Formula for rotating a vector in 2D

Let’s say we have a point \((x_1, y_1)\). The point also defines the vector \((x_1, y_1)\).

We rotate this vector anticlockwise around the origin by \(\beta\) degrees.

The rotated vector has coordinates \((x_2, y_2)\).

Can we get the coordintes of \((x_2, y_2)\) given \((x_1, y_1)\) and \(\beta\)?

\(L\) is the length of the vectors \((x_1, y_1)\) and \((x_2, y_2)\) : \(L = \|(x_1, y_1)\| = \|(x_2, y_2)\|\).

\(\alpha\) is the angle between the x axis and \((x_1, y_1)\).

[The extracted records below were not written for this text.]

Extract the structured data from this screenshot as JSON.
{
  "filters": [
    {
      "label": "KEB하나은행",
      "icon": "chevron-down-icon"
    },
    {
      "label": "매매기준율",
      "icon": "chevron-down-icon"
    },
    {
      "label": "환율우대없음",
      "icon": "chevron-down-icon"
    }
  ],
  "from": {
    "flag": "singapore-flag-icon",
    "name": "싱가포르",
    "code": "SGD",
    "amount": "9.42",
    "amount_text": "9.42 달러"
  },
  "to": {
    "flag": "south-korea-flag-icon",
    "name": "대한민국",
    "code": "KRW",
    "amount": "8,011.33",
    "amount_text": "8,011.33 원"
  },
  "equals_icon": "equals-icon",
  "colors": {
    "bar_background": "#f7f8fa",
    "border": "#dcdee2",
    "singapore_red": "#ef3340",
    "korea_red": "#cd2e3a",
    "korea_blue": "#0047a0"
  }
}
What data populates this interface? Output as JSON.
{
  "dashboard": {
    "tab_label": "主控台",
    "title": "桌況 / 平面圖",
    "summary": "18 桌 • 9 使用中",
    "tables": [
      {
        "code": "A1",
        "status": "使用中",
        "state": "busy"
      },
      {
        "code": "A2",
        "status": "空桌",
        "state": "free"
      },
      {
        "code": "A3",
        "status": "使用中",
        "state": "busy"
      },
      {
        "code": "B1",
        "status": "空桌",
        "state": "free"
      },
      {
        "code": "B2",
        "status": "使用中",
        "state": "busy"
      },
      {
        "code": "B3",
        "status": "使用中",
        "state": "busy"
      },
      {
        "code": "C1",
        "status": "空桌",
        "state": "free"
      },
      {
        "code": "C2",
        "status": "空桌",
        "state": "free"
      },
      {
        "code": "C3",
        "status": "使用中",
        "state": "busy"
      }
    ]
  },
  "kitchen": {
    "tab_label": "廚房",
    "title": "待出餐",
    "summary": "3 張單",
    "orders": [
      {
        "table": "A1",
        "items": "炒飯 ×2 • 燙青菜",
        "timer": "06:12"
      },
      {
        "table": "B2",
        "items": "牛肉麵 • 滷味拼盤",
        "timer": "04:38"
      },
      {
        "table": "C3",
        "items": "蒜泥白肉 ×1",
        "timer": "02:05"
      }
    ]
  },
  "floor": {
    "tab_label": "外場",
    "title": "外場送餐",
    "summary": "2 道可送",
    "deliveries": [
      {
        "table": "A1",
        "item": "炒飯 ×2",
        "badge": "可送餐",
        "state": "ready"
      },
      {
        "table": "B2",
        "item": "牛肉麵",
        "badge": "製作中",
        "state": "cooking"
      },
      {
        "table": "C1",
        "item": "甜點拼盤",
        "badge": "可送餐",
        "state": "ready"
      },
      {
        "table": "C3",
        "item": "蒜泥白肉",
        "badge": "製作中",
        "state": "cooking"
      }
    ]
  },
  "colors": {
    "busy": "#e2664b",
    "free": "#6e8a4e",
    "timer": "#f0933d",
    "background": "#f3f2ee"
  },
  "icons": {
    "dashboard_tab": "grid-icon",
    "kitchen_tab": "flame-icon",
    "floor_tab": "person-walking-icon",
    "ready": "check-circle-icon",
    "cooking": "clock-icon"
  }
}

We can see from the picture that:

\[ \begin{align}\begin{aligned}x_2 = r - u\\y_2 = t + s\end{aligned}\end{align} \]

We are going to use some basic trigonometry to get the lengths of \(r, u, t, s\).

Because the angles in a triangle sum to 180 degrees, \(\phi\) on the picture is \(90 - \alpha\) and therefore the angle between lines \(q, t\) is also \(\alpha\).

Remembering the definitions of \(\cos\) and \(\sin\):

\[ \begin{align}\begin{aligned}\cos\theta = \frac{A}{H} \implies A = \cos \theta H\\\sin\theta = \frac{O}{H} \implies O = \sin \theta H\end{aligned}\end{align} \]

Thus:

\[ \begin{align}\begin{aligned}x_1 = \cos \alpha L\\y_1 = \sin \alpha L\\p = \cos \beta L\\q = \sin \beta L\\r = \cos \alpha p = \cos \alpha \cos \beta L = \cos \beta x_1\\s = \sin \alpha p = \sin \alpha \cos \beta L = \cos \beta y_1\\t = \cos \alpha q = \cos \alpha \sin \beta L = \sin \beta x_1\\u = \sin \alpha q = \sin \alpha \sin \beta L = \sin \beta y_1\end{aligned}\end{align} \]

So:

\[ \begin{align}\begin{aligned}x_2 = r - u = \cos \beta x_1 - \sin \beta y_1\\y_2 = t + s = \sin \beta x_1 + \cos \beta y_1\end{aligned}\end{align} \]

Luckily this is the same result as wikipedia on rotation matrices.